Change of FQDN
Gary W. Swearingen
garys at opusnet.com
Mon Jul 18 22:02:56 GMT 2005
Aaron Peterson <dopplecoder at gmail.com> writes:
> hostname="www.mydomain.com"
Say I have two Ethernet ports and I'd like to be gary.mydomain.com on
one and gary2.mydomain.com or gary.mydomain2.com on the other; then
what?
A computer's domain name is set in several places -- not always the
same values. Most commonly they're in DNS servers and /etc/hosts and,
of course, the computer's kernel as set by the "hostname" command (eg,
using /etc/rc.conf's "hostname" variable). But since there's only one
"hostname" setting, which can't always match all the others, it's
never made sense to me to set "hostname" to any public Internet domain
name. (And I never have, IIRC.)
And according to BCP-32, at http://www.rfc-editor.org/rfc/rfc2606.txt,
"localhost" is the traditional top-level domain name "pointing to the
loop back IP address" (which I think of as the 127/24 network), and it
should be used to help keep broken DNS software from using any bogus
domain on the Internet except well-known ones like "localhost".

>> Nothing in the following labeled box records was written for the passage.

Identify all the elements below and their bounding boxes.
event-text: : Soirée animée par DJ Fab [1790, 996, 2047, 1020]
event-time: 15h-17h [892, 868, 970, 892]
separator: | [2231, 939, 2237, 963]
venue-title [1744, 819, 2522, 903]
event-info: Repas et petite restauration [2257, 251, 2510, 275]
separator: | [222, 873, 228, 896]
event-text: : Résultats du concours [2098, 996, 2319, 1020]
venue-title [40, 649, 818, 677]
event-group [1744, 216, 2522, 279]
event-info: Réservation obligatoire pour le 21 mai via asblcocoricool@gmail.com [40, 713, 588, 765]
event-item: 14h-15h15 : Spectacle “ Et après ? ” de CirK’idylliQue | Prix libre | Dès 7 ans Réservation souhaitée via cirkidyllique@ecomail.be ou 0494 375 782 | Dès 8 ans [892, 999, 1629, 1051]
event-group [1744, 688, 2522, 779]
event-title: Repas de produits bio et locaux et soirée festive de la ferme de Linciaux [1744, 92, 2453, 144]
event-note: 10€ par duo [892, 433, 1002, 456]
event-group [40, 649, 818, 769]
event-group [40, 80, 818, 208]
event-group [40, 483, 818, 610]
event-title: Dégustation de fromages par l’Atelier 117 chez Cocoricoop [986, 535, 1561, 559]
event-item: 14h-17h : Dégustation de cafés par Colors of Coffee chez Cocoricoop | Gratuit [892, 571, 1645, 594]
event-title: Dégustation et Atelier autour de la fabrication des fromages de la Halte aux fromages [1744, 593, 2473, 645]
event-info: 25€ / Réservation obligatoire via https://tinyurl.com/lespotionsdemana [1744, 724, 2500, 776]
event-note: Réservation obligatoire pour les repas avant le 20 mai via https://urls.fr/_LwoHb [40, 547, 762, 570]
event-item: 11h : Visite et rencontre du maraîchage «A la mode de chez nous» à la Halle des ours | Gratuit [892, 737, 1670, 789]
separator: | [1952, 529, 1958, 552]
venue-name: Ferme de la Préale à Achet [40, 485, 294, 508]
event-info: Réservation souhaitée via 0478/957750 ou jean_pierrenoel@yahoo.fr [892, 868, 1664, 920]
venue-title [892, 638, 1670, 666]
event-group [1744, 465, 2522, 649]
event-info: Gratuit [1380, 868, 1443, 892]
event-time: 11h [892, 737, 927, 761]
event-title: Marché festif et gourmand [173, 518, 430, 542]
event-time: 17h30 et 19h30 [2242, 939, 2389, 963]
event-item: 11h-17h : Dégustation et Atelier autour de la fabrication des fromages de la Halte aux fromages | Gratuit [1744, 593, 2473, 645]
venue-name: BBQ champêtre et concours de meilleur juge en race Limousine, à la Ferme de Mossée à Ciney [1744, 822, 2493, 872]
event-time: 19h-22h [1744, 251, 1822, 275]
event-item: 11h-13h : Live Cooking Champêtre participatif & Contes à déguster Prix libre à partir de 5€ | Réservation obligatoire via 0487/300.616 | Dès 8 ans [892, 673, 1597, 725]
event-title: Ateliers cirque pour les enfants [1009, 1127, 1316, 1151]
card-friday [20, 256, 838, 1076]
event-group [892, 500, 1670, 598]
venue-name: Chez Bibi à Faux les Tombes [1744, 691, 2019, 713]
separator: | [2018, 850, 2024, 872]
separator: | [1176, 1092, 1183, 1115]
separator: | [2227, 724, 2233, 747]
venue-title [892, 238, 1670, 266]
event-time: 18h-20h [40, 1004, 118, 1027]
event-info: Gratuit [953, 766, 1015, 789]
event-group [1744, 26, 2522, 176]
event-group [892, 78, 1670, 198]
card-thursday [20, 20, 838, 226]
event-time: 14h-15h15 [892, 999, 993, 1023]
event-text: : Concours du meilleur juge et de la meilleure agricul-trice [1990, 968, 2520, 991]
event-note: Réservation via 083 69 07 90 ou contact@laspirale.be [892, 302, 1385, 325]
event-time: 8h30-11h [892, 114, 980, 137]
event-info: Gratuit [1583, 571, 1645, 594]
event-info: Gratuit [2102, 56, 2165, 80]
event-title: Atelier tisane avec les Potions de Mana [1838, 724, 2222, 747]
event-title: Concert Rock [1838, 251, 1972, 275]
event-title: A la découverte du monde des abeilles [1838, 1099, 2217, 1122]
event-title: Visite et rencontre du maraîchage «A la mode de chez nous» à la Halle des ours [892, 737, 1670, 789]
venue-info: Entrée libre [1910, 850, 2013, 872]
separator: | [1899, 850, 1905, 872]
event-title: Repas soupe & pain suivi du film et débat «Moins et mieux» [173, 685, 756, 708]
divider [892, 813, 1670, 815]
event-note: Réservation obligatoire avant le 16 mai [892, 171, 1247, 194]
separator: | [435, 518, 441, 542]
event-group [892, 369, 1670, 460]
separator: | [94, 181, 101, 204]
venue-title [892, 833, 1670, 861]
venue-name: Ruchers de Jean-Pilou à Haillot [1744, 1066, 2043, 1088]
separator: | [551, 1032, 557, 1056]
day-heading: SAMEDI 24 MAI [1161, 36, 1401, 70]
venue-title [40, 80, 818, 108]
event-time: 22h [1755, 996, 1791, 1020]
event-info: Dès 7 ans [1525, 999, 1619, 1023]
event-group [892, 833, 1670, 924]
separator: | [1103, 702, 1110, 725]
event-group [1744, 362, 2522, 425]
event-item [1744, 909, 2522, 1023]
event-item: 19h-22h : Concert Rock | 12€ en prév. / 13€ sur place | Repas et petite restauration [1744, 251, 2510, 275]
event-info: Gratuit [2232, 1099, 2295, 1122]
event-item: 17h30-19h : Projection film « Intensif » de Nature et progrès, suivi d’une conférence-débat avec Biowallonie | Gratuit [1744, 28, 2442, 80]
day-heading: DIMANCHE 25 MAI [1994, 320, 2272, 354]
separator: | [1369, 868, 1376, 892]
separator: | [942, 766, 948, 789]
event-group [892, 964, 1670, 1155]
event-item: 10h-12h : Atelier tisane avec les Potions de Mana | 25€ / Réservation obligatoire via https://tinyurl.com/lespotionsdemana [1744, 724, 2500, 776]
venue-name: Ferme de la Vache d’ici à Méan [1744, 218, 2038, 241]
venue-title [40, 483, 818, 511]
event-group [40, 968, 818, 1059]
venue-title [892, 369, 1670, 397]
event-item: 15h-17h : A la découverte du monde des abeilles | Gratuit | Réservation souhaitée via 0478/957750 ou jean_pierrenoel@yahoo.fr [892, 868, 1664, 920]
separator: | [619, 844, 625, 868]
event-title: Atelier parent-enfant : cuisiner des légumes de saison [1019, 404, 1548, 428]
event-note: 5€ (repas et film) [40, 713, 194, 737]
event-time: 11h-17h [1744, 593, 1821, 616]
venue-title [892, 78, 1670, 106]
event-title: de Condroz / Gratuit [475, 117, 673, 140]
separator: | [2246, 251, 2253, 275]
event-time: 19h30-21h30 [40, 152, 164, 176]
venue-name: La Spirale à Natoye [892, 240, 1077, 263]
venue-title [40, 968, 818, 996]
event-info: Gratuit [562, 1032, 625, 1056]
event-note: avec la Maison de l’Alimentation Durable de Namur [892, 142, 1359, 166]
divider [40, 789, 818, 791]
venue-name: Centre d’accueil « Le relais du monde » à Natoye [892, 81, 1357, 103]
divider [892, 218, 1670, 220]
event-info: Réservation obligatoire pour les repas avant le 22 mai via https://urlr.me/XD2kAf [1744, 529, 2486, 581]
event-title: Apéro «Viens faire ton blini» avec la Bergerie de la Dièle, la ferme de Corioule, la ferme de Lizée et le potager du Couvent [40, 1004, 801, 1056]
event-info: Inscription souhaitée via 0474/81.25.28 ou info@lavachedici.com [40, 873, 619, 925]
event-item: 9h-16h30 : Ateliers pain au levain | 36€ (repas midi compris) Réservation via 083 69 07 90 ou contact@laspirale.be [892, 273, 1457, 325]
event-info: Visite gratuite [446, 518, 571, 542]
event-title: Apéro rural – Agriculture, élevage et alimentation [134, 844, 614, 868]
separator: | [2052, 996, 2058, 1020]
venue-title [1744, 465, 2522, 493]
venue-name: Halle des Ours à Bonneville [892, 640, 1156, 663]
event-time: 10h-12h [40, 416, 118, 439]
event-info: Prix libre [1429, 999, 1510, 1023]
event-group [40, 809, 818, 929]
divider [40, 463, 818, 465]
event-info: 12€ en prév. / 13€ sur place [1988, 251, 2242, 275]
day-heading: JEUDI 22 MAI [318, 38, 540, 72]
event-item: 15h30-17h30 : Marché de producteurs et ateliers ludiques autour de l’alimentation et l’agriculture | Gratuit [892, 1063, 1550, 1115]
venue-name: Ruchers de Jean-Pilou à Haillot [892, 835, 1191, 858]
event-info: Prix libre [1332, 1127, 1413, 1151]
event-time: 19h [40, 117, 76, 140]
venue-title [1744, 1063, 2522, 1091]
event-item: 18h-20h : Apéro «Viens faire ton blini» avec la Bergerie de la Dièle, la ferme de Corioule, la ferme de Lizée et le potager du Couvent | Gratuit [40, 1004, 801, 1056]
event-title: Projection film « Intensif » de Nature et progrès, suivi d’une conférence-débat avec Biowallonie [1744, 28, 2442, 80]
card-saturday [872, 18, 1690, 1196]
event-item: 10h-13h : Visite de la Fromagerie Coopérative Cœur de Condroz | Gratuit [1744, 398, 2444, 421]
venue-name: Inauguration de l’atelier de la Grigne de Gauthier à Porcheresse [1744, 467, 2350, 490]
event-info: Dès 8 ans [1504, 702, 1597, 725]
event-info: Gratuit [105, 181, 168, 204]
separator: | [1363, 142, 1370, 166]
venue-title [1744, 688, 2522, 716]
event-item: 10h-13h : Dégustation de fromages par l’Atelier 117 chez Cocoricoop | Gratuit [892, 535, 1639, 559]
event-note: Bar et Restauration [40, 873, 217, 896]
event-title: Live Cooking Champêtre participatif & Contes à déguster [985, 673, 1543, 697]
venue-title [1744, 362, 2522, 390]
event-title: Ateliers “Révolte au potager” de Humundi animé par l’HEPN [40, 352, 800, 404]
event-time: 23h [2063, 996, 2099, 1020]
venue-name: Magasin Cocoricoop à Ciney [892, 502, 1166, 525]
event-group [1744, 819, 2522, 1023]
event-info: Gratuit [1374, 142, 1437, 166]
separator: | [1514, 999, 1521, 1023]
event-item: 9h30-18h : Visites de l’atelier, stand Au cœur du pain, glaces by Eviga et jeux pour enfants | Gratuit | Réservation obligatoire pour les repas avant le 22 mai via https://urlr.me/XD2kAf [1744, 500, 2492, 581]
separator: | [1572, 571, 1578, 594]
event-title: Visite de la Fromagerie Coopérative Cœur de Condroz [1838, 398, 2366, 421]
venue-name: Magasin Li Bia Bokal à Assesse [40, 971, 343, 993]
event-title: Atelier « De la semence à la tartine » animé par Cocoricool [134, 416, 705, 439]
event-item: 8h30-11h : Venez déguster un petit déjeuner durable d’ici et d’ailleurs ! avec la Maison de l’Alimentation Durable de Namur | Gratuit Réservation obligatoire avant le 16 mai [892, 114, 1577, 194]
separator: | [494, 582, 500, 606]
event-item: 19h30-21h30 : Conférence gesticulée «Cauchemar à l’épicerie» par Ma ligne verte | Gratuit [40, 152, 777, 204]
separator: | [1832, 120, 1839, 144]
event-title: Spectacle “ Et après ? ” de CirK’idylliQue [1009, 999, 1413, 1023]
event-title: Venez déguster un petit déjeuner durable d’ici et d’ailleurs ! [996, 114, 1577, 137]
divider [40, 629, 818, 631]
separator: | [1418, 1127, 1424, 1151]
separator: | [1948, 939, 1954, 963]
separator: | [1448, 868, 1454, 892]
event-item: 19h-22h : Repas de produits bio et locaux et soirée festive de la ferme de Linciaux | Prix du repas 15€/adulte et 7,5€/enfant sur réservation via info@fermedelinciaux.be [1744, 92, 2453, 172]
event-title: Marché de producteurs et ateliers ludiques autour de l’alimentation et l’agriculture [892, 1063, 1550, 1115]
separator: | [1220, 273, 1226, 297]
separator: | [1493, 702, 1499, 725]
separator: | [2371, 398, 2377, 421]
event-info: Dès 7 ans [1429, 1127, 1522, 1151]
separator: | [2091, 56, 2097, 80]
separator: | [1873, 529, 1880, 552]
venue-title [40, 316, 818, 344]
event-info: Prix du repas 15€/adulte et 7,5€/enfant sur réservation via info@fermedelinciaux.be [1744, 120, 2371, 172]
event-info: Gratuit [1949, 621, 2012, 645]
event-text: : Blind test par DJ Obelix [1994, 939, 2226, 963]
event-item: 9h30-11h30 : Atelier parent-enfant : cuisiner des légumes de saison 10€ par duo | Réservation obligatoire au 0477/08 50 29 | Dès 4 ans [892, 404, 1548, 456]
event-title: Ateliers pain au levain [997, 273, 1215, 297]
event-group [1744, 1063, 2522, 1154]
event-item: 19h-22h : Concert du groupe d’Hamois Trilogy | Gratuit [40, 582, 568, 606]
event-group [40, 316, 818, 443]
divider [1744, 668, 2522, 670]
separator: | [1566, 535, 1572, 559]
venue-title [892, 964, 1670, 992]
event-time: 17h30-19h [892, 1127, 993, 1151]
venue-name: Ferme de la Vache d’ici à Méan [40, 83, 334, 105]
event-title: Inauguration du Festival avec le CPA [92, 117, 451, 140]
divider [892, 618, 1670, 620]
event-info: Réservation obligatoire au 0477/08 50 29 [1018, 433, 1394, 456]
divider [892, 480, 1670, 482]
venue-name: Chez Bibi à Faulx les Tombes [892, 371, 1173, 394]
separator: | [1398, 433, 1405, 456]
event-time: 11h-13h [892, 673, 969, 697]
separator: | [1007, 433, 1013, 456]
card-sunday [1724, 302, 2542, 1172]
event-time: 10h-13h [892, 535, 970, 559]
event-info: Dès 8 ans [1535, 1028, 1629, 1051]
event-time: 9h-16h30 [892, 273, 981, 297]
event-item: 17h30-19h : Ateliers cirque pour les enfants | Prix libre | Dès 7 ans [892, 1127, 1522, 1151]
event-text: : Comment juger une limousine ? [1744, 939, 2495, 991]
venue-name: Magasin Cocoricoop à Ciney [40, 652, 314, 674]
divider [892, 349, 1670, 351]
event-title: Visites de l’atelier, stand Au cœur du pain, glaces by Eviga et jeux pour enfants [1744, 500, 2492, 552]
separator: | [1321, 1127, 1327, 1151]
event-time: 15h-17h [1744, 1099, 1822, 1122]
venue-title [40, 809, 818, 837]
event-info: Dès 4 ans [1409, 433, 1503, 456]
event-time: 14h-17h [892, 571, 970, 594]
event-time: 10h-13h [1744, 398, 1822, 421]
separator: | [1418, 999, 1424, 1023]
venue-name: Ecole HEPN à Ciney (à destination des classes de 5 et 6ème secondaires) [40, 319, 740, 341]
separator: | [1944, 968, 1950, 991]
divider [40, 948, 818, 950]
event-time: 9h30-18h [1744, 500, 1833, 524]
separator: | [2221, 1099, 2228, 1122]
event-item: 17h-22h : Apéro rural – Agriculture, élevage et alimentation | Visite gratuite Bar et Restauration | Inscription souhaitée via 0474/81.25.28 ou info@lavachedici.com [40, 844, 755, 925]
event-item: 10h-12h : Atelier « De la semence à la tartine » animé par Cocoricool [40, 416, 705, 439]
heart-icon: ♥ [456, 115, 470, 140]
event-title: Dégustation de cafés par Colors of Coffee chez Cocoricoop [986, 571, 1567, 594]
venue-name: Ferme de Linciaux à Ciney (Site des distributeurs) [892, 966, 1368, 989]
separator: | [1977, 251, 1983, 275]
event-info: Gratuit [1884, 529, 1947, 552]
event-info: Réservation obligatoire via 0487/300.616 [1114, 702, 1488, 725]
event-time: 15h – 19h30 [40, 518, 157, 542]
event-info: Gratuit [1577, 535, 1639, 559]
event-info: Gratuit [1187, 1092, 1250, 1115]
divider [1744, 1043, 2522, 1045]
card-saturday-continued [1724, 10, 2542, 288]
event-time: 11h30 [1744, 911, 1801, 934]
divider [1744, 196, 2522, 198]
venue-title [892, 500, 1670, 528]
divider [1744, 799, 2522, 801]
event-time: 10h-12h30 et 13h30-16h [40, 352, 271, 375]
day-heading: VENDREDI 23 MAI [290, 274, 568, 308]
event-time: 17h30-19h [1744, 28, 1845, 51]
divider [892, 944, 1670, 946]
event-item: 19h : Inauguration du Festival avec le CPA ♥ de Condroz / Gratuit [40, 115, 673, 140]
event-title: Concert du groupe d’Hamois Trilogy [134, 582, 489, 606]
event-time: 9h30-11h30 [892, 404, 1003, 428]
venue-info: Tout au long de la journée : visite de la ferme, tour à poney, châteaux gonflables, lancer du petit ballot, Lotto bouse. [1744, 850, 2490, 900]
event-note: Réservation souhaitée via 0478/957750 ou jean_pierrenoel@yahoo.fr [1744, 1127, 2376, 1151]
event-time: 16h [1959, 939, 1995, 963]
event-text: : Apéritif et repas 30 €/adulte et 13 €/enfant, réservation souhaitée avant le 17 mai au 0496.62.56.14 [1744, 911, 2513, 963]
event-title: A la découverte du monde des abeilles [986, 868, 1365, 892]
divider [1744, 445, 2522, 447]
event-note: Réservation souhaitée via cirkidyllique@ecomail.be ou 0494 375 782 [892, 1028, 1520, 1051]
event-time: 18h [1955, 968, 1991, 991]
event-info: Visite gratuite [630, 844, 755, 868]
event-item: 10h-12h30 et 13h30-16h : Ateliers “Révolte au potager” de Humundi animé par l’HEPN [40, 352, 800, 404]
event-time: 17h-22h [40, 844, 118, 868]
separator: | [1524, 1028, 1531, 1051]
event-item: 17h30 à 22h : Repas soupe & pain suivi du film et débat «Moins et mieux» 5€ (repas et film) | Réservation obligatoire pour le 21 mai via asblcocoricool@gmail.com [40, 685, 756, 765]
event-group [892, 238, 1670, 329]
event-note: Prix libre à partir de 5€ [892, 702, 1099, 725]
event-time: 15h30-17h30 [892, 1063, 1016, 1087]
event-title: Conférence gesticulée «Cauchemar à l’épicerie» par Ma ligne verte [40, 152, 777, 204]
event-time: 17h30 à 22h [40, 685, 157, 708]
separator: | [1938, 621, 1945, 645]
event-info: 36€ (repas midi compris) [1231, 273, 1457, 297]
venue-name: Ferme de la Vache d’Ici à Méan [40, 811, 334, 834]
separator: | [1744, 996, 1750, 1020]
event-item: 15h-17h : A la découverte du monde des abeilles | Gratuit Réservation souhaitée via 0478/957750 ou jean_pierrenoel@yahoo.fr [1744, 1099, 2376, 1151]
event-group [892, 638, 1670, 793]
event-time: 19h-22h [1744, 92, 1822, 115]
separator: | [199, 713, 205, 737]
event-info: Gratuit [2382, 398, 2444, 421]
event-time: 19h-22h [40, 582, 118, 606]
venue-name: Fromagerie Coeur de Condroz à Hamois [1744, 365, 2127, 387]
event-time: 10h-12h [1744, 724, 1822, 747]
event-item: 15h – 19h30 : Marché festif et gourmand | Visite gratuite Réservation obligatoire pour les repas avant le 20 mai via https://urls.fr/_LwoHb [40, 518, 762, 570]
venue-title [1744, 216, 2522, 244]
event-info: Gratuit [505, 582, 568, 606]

Though the "hostname" command allows use of a top-level domain, other
software doesn't (eg, "sendmail"), so it seems that a good domain is
"something.localhost", where "something" may be "localhost", which
might avoid some problems with broken software, or something more
creative and maybe assigned uniquely to each of a group of computers.
It is not used in the public (or maybe even a private) DNS system,
except as an identifier for log files.
Am I missing something? It's quite likely. What other software
than sendmail needs my single "hostname" and when?